Are you a collector? I know I am. I love being able to say that I have all of something. For instance, when I was in little league I bought my baseball cards after games. I forgot how much they cost or where I got the money, but I was pretty diligent. And of course I traded with my friends or ones I didn't already have. Problem was, once baseball season ended, I stopped buying cards. But next season I started up again- with the next season series and just like the year prior, once the season ended, my collection stopped. By diligently using the "checklist" card (of which I had like 3 or 4), I figured that I was missing about 30 cards per season. Oh well.

Back it up a bit to when Star Wars first came out. I got all the action figures- Luke, Leia, 3PO, Vader, ObiWan, Solo, R2. I had the XWing, Death Star, Landspeeder. I had a LOT of Star Wars stuff. But I never had a Tie Fighter or Hammerhead or a Millineum Falcon. How could I not have had the Millineum Falcon of all things!!!. Well since I was 8, I could chalk it all up to the fact that I wasn't paying for this stuff. I assume there were budgetary constraints in my family.

Now lets fast forward to my adulthood. We'll skip some boring stuff, but how about a simple collection that doesn't cost much money. Those new state quarters were a novel idea. What was it, 4 new ones per year? Either way, I bought myself a commemorative case and got the first years worth of mint quarters.
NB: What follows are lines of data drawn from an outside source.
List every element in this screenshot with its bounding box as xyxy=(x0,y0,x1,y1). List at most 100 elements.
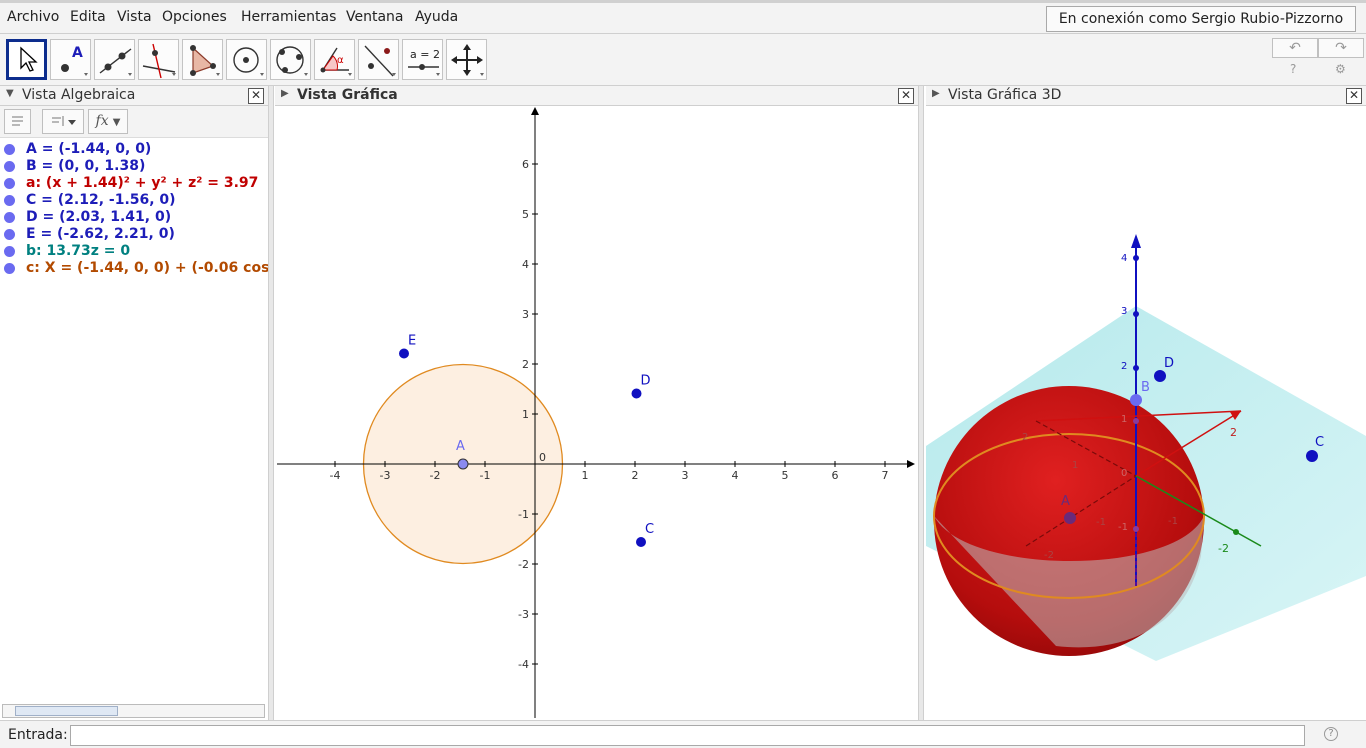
point-a[interactable] xyxy=(457,458,469,470)
point-c[interactable] xyxy=(636,537,646,547)
point-d-3d[interactable] xyxy=(1154,370,1166,382)
menu-ayuda[interactable]: Ayuda xyxy=(415,9,458,25)
circle-center-tool-button[interactable] xyxy=(226,39,267,80)
graphics-view[interactable]: -4 -3 -2 -1 0 1 2 3 4 5 6 7 6 5 4 3 2 1 -1 -2 -3 -4 A C D E xyxy=(275,106,918,720)
visibility-toggle-icon[interactable] xyxy=(4,229,15,240)
algebra-row[interactable]: B = (0, 0, 1.38) xyxy=(0,158,268,175)
graphics-canvas[interactable]: -4 -3 -2 -1 0 1 2 3 4 5 6 7 6 5 4 3 2 1 -1 -2 -3 -4 A C D E xyxy=(275,106,918,720)
graphics3d-view[interactable]: 4 3 2 1 0 -1 2 1 -1 2 -2 -1 -2 D B C A xyxy=(926,106,1366,720)
reflect-line-icon xyxy=(364,45,396,77)
algebra-row[interactable]: c: X = (-1.44, 0, 0) + (-0.06 cos xyxy=(0,260,268,277)
menu-archivo[interactable]: Archivo xyxy=(7,9,59,25)
point-label: D xyxy=(641,374,651,389)
menu-edita[interactable]: Edita xyxy=(70,9,106,25)
visibility-toggle-icon[interactable] xyxy=(4,161,15,172)
point-b-3d[interactable] xyxy=(1130,394,1142,406)
algebra-row-text: A = (-1.44, 0, 0) xyxy=(26,141,152,157)
visibility-toggle-icon[interactable] xyxy=(4,195,15,206)
visibility-toggle-icon[interactable] xyxy=(4,246,15,257)
close-algebra-view-icon[interactable]: ✕ xyxy=(248,88,264,104)
algebra-row-text: c: X = (-1.44, 0, 0) + (-0.06 cos xyxy=(26,260,268,276)
z-tick-label: -1 xyxy=(1118,522,1128,533)
scrollbar-thumb[interactable] xyxy=(15,706,118,716)
move-tool-button[interactable] xyxy=(6,39,47,80)
expand-triangle-icon[interactable]: ▶ xyxy=(932,88,940,99)
y-tick-label: -2 xyxy=(1044,550,1054,561)
point-c-3d[interactable] xyxy=(1306,450,1318,462)
collapse-triangle-icon[interactable]: ▼ xyxy=(6,88,14,99)
sort-by-button[interactable] xyxy=(42,109,84,134)
polygon-tool-button[interactable] xyxy=(182,39,223,80)
point-e[interactable] xyxy=(399,348,409,359)
angle-tool-label: α xyxy=(337,55,344,66)
algebra-view-title: Vista Algebraica xyxy=(22,87,136,103)
x-tick-label: 4 xyxy=(732,469,739,482)
panel-divider[interactable] xyxy=(268,86,274,720)
line-icon xyxy=(99,48,132,76)
input-field[interactable] xyxy=(70,725,1305,746)
move-view-arrows-icon xyxy=(451,44,484,76)
angle-tool-button[interactable]: α xyxy=(314,39,355,80)
algebra-view: fx ▼ A = (-1.44, 0, 0) B = (0, 0, 1.38) … xyxy=(0,106,268,720)
x-axis-arrow-icon xyxy=(907,460,915,468)
description-mode-button[interactable]: fx ▼ xyxy=(88,109,128,134)
point-icon: A xyxy=(61,45,88,76)
slider-tool-label: a = 2 xyxy=(410,48,440,61)
gear-icon[interactable]: ⚙ xyxy=(1335,62,1346,76)
algebra-row[interactable]: a: (x + 1.44)² + y² + z² = 3.97 xyxy=(0,175,268,192)
auxiliary-objects-button[interactable] xyxy=(4,109,31,134)
algebra-row-text: E = (-2.62, 2.21, 0) xyxy=(26,226,175,242)
point-label: C xyxy=(1315,435,1324,450)
undo-button[interactable]: ↶ xyxy=(1272,38,1318,58)
close-graphics3d-view-icon[interactable]: ✕ xyxy=(1346,88,1362,104)
close-graphics-view-icon[interactable]: ✕ xyxy=(898,88,914,104)
circle-center-icon xyxy=(233,47,264,76)
algebra-row-text: b: 13.73z = 0 xyxy=(26,243,131,259)
slider-tool-button[interactable]: a = 2 xyxy=(402,39,443,80)
y-tick-label: 5 xyxy=(522,208,529,221)
y-tick-label: 2 xyxy=(522,358,529,371)
point-tool-button[interactable]: A xyxy=(50,39,91,80)
algebra-row[interactable]: b: 13.73z = 0 xyxy=(0,243,268,260)
redo-button[interactable]: ↷ xyxy=(1318,38,1364,58)
chevron-down-icon: ▼ xyxy=(112,117,121,128)
point-a-3d[interactable] xyxy=(1064,512,1076,524)
y-tick-label: -1 xyxy=(1096,517,1106,528)
y-tick-label: -1 xyxy=(1168,516,1178,527)
login-status-button[interactable]: En conexión como Sergio Rubio-Pizzorno xyxy=(1046,6,1356,32)
x-tick-label: 1 xyxy=(1072,460,1078,471)
visibility-toggle-icon[interactable] xyxy=(4,144,15,155)
x-tick-label: 2 xyxy=(1230,426,1237,439)
point-d[interactable] xyxy=(631,388,642,399)
z-tick-label: 0 xyxy=(1121,468,1127,479)
y-tick-label: 1 xyxy=(522,408,529,421)
reflect-tool-button[interactable] xyxy=(358,39,399,80)
circle-three-points-tool-button[interactable] xyxy=(270,39,311,80)
algebra-row[interactable]: D = (2.03, 1.41, 0) xyxy=(0,209,268,226)
help-icon[interactable]: ? xyxy=(1290,62,1296,76)
menu-ventana[interactable]: Ventana xyxy=(346,9,404,25)
algebra-row[interactable]: A = (-1.44, 0, 0) xyxy=(0,141,268,158)
graphics3d-canvas[interactable]: 4 3 2 1 0 -1 2 1 -1 2 -2 -1 -2 D B C A xyxy=(926,106,1366,720)
input-bar: Entrada: ? xyxy=(0,720,1366,748)
menu-vista[interactable]: Vista xyxy=(117,9,152,25)
menu-opciones[interactable]: Opciones xyxy=(162,9,227,25)
expand-triangle-icon[interactable]: ▶ xyxy=(281,88,289,99)
menu-bar: Archivo Edita Vista Opciones Herramienta… xyxy=(0,0,1366,34)
panel-divider[interactable] xyxy=(918,86,924,720)
line-tool-button[interactable] xyxy=(94,39,135,80)
algebra-horizontal-scrollbar[interactable] xyxy=(2,704,265,718)
visibility-toggle-icon[interactable] xyxy=(4,212,15,223)
visibility-toggle-icon[interactable] xyxy=(4,263,15,274)
perpendicular-tool-button[interactable] xyxy=(138,39,179,80)
y-tick-label: -2 xyxy=(518,558,529,571)
input-help-icon[interactable]: ? xyxy=(1324,727,1338,741)
algebra-row[interactable]: E = (-2.62, 2.21, 0) xyxy=(0,226,268,243)
y-tick-label: -3 xyxy=(518,608,529,621)
visibility-toggle-icon[interactable] xyxy=(4,178,15,189)
menu-herramientas[interactable]: Herramientas xyxy=(241,9,336,25)
algebra-row[interactable]: C = (2.12, -1.56, 0) xyxy=(0,192,268,209)
y-tick-label: -4 xyxy=(518,658,529,671)
y-tick-label: 4 xyxy=(522,258,529,271)
move-view-tool-button[interactable] xyxy=(446,39,487,80)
Then the next year rolled around and one or two were the right ones but they were ones that happened to find their way to my pocket. Then next year I missed one alltogether. Then we moved and the case got warped. Then I needed to do some laundry and had no quarters. So much for that collection.

I have a baseball bat signed by the entire 1994 Montreal Expos team... except for Pedro Martinez and John Wettland and Moises Alou and Felipe Alou. We have the 1997 and 1999 Swarovski Christmas ornaments. Action Sports came out with a NASCAR series with 4 drivers in pit crew format. I have 2 of them. When our daughter was born, we said we'd buy the annual Christmas Barbie. We have one of them. Our daughter now has 14 of 15 minature care bears. Shall I continue?
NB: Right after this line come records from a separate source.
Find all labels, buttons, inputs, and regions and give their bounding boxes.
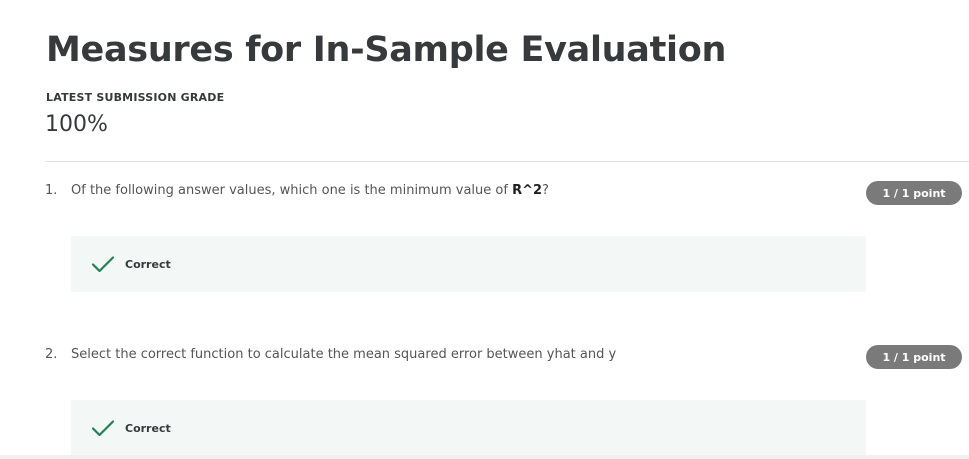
- feedback-box-2: Correct: [71, 400, 866, 456]
- grade-value: 100%: [45, 112, 108, 137]
- question-number-1: 1.: [45, 183, 58, 198]
- question-text-2: Select the correct function to calculate…: [71, 347, 616, 362]
- page-title: Measures for In-Sample Evaluation: [46, 30, 727, 70]
- feedback-label-2: Correct: [125, 421, 171, 435]
- check-icon: [91, 420, 115, 437]
- question-text-1: Of the following answer values, which on…: [71, 183, 549, 198]
- feedback-box-1: Correct: [71, 236, 866, 292]
- grade-label: LATEST SUBMISSION GRADE: [46, 91, 225, 104]
- check-icon: [91, 256, 115, 273]
- points-badge-1: 1 / 1 point: [866, 181, 962, 205]
- question-text-2-part: Select the correct function to calculate…: [71, 347, 617, 362]
- feedback-label-1: Correct: [125, 257, 171, 271]
- bottom-scroll-strip: [0, 455, 969, 459]
- quiz-results-page: Measures for In-Sample Evaluation LATEST…: [0, 0, 969, 459]
- question-text-1-bold: R^2: [512, 183, 543, 198]
- question-text-1-part: Of the following answer values, which on…: [71, 183, 513, 198]
- question-number-2: 2.: [45, 347, 58, 362]
- points-badge-2: 1 / 1 point: [866, 345, 962, 369]
- divider: [46, 161, 969, 162]
- question-text-1-end: ?: [542, 183, 549, 198]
Well I won't. You get the point. Is it me? Is collecting really that hard? Or is more the process than the result? Is it a sign of not being a finisher? I mean I had the best intentions on all of these collections. I'd like to think that there are more people like me, but you never know.

Tuesday, June 17, 2008

The Symbolic Sacrificial Lamb

Willie Randolph got fired today- very expected and he won't be the last this MLB season. After all, he was the manager of the NL club with the highest payroll and they're floundering at around .500.
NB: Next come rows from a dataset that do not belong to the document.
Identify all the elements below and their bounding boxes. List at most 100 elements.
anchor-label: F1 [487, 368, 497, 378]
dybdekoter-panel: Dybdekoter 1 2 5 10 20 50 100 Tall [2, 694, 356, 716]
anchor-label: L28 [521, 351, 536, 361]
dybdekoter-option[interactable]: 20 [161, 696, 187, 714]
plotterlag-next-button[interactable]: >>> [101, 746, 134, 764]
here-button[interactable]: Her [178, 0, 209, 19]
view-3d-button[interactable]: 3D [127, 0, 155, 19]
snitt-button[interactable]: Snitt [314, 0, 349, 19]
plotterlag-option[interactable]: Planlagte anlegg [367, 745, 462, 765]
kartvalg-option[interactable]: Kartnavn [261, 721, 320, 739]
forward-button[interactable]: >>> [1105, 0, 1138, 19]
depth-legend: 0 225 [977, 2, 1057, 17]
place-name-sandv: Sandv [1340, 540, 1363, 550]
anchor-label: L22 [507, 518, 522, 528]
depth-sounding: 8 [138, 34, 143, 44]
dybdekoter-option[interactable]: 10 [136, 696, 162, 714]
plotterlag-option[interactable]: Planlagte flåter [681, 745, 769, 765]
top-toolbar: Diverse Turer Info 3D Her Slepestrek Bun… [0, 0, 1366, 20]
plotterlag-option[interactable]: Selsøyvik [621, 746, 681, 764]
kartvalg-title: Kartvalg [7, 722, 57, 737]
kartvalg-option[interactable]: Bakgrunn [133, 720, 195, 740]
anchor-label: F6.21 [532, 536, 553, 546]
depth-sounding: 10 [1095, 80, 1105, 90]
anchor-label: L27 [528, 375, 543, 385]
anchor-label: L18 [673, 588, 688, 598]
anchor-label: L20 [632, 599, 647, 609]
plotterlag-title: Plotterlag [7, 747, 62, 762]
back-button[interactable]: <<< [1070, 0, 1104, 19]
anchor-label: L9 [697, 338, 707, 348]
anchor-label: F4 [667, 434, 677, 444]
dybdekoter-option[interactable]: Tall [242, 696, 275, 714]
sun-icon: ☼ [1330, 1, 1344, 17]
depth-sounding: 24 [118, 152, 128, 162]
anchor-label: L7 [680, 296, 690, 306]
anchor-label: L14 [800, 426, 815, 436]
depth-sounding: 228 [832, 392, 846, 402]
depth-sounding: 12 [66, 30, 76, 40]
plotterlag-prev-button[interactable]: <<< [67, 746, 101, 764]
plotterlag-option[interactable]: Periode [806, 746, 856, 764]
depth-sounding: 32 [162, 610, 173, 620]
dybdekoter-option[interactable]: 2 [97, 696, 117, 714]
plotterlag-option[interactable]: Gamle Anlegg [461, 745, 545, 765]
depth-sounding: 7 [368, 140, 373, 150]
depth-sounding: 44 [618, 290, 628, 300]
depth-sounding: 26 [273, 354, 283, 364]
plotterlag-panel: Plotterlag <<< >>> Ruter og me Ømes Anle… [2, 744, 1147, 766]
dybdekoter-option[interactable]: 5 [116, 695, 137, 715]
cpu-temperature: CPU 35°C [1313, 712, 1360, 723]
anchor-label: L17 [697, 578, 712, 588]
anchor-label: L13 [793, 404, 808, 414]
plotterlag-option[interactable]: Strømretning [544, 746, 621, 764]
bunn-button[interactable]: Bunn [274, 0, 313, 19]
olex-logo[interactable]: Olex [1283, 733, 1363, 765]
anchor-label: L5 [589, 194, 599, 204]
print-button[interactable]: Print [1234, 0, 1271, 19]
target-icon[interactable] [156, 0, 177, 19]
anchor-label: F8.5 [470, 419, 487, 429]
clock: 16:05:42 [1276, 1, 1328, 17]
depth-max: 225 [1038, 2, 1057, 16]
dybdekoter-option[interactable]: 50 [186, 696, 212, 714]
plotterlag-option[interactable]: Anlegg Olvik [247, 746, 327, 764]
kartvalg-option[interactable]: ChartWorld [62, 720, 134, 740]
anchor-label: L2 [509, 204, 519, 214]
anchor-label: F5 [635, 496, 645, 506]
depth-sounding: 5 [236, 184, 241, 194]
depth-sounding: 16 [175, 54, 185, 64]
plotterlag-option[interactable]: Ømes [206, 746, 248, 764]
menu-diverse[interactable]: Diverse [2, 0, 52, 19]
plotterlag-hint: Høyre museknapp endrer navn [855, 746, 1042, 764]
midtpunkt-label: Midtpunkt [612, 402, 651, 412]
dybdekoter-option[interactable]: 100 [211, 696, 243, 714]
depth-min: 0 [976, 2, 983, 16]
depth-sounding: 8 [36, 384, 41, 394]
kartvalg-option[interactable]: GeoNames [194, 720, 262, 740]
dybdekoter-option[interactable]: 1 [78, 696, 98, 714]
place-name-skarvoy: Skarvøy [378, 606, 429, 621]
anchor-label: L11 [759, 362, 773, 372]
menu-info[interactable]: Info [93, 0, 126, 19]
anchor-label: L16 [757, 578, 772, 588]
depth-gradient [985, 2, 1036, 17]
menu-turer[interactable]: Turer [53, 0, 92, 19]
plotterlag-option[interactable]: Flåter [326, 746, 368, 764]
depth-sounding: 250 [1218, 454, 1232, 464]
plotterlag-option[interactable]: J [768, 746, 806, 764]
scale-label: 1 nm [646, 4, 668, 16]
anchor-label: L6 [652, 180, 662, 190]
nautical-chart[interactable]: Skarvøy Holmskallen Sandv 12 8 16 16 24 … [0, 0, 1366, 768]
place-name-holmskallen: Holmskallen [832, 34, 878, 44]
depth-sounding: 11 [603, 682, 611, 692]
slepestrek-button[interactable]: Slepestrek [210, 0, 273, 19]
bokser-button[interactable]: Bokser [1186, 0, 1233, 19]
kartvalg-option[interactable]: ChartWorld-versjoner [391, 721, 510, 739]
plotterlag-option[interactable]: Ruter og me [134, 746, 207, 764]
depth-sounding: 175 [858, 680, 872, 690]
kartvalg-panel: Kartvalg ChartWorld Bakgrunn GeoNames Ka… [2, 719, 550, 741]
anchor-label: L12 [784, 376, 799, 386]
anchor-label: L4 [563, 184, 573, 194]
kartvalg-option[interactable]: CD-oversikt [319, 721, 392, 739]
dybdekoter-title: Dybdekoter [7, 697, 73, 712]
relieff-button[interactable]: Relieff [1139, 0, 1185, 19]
As I count it, the Mets have at least $60MM in 2008 salary tied up in subpar producing players. We're talking Delgado, Pedro, Wagner, Alou and Hernandez- plus a few others who make less than $2MM per year. And did Randolph sign these guys? Is Randolph responsible for teaching these guys how to steal bases or hit a curve ball or not get injured, or be less than 35 years old? Is it his job to inspire these guys to play beyond their abilities? I mean isn't an $11MM salary enough to motivate a professional athlete? Or is their pay correlated with past glory? So Willie is the guy who gets the axe eh?

Now I know that the manager's job is to make decisions on lineups and when to pinch hit or bring in a situational lefty and we all have plenty of examples of good and bad managerial decisions in pretty much any sport, but is it really the manager's fault? OK, well we all know of other examples of where managers were fired mid year and their replacements turned things around. Jack McKeon and Phil Garner come to mind in recent years.

But how do you rectify sunk money by firing the manager in Willie's case? We'll see if it works.

Oh by the way, if his firing is based on a combination of team salary and record, then here's who else should be fired immediately- Jim Leyland, Bobby Cox, John McClaren, and Joe Torre. $100MM team salary and you're below .500? You are obviously bad managers- I mean who's ever even heard of Leyland, Cox and Torre?

Bottom line is that all too often, the wrong guy gets canned for someone else's folly. Don't get me started on the salary cap...

Monday, June 16, 2008

Introduction

Lots of thoughts on blogging. I've attempted it before. I need one for my company. But just getting it done is the challenge. So I figured i'd start with a personal blog. See how that works out. I'll start off with a background on who I am and what I believe in.

Here's who I am:
I'm a self employeed real estate appraiser
I have a wife and two kids
I live in Queen Creek Arizona
I'm coming up on my 20 year high school reunion
I enjoy most sports from a spectator perspective but particularly enjoy baseball
I play golf at a manageable level but don't play it enough to really improve my game...
I live on a golf course (oh the irony)

Here's what I enjoy:
Family
Jesus
Justice
History
The Underdog
Trivia
The benefit of the doubt
Nostalgia
Music
Home improvement
Gardening

I guess I'll probably end up touching on some of these subjects through this blog, and of course more topics will come up as things evolve. But if you're reading this in 2009 and there are no subsequent posts, then you can guess where the Easton Blogging experiment of 2008 went.